Conforme explica o pesquisador da Associação Brasileira de Empresas de Software – ABES, “no instante em que as máquinas emulam aparência mais humana e transmitem a sensação de proximidade psicológica é aí que lhe ganham a confiança, formando um vínculo emocional poderoso entre humano e máquina”. No momento em que já não conseguimos separar o que é ficção e realidade, “é que devemos ficar atentos para os possíveis riscos advindos dessa ‘humanização’”, adverte.

Röhe, na entrevista concedida por e-mail ao Instituto Humanitas Unisinos – IHU, esclarece que a IA “ainda” está distante de alcançar um estado de consciência semelhante aos humanos. “A Inteligência Artificial generativa (IAG), por exemplo, tem propósito, mas não tem intencionalidade, uma vez que a intencionalidade depende da existência da consciência e autoconsciência, algo que a IA (ainda) está longe de possuir”, exemplifica. “As IAs não estão programadas para falar a verdade, e sim comprometidas em não deixar os usuários sem uma resposta, por mais equivocada, inusitada, limitada ou distante da realidade que possa parecer”, pontua.

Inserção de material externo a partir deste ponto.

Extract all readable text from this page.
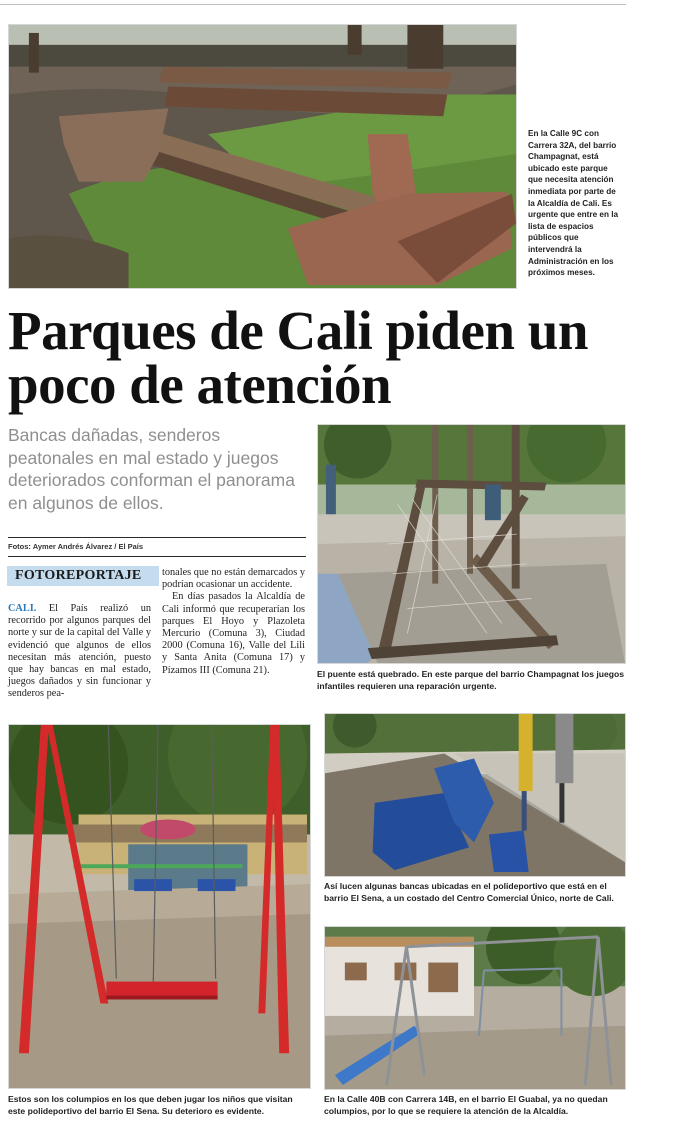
En la Calle 9C con Carrera 32A, del barrio Champagnat, está ubicado este parque que necesita atención inmediata por parte de la Alcaldía de Cali. Es urgente que entre en la lista de espacios públicos que intervendrá la Administración en los próximos meses.
Parques de Cali piden un poco de atención
Bancas dañadas, senderos peatonales en mal estado y juegos deteriorados conforman el panorama en algunos de ellos.
Fotos: Aymer Andrés Álvarez / El País
FOTOREPORTAJE
CALI. El País realizó un recorrido por algunos parques del norte y sur de la capital del Valle y evidenció que algunos de ellos necesitan más atención, puesto que hay bancas en mal estado, juegos dañados y sin funcionar y senderos pea-

tonales que no están demarcados y podrían ocasionar un accidente.

En días pasados la Alcaldía de Cali informó que recuperarían los parques El Hoyo y Plazoleta Mercurio (Comuna 3), Ciudad 2000 (Comuna 16), Valle del Lili y Santa Anita (Comuna 17) y Pízamos III (Comuna 21).	El puente está quebrado. En este parque del barrio Champagnat los juegos infantiles requieren una reparación urgente.
Así lucen algunas bancas ubicadas en el polideportivo que está en el barrio El Sena, a un costado del Centro Comercial Único, norte de Cali.
Estos son los columpios en los que deben jugar los niños que visitan este polideportivo del barrio El Sena. Su deterioro es evidente.
En la Calle 40B con Carrera 14B, en el barrio El Guabal, ya no quedan columpios, por lo que se requiere la atención de la Alcaldía.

Anderson Röhe (Foto: Arquivo pessoal)

Anderson Röhe é advogado membro das Comissões Especiais de Tecnologia e Inovação; Privacidade, Proteção de Dados e Inteligência Artificial da OAB-SP, triênio 2025-2027. Especialista em Direito Digital pela UERJ e ITS Rio. Mestre em Políticas Internacionais na PUC-Rio. Doutorando em Tecnologias da Inteligência e Design Digital junto à PUC-SP sobre governança da Inteligência Artificial e suas implicações para o Sul Global, em especial o Brasil. É pesquisador sênior no think tank ABES – Associação Brasileira de Empresas de Software (GT-IA). Também desenvolve pesquisas no Ethics4AI e Legal Fronts Institute sobre ética, concorrência e mercados digitais. Para conhecer mais sobre o trabalho do entrevistado, acesse seu site.

Confira a entrevista.

IHU – Considerando o que sabemos hoje sobre IA generativa, o que se pode dizer sobre seu propósito?

Anderson Röhe – Em poucas palavras pode-se dizer que o propósito da Inteligência Artificial da espécie generativa (IAG) é cumprir sua missão, não importa como (sem questionamentos, ao melhor estilo “missão dada é missão cumprida”, de preferência sem falhas, julgamentos e custe o que custar em determinadas circunstâncias). Ou seja, os dispositivos hoje tidos como inteligentes na geração de textos, imagens, vozes e vídeos são programados para fazer o que lhes é proposto, gerando com agilidade e prontidão uma resposta ao prompt (comando dado), porém sem compreender exatamente o que estão fazendo, já que não são dotados de consciência, discernimento, senso crítico e/ou juízo de valor. Principalmente no momento de reconhecer se algo é certo ou errado, pois lhes faltam ainda o lado psicológico do propósito, que é a régua moral ou sentimentos de culpa ou remorso típicos dos humanos.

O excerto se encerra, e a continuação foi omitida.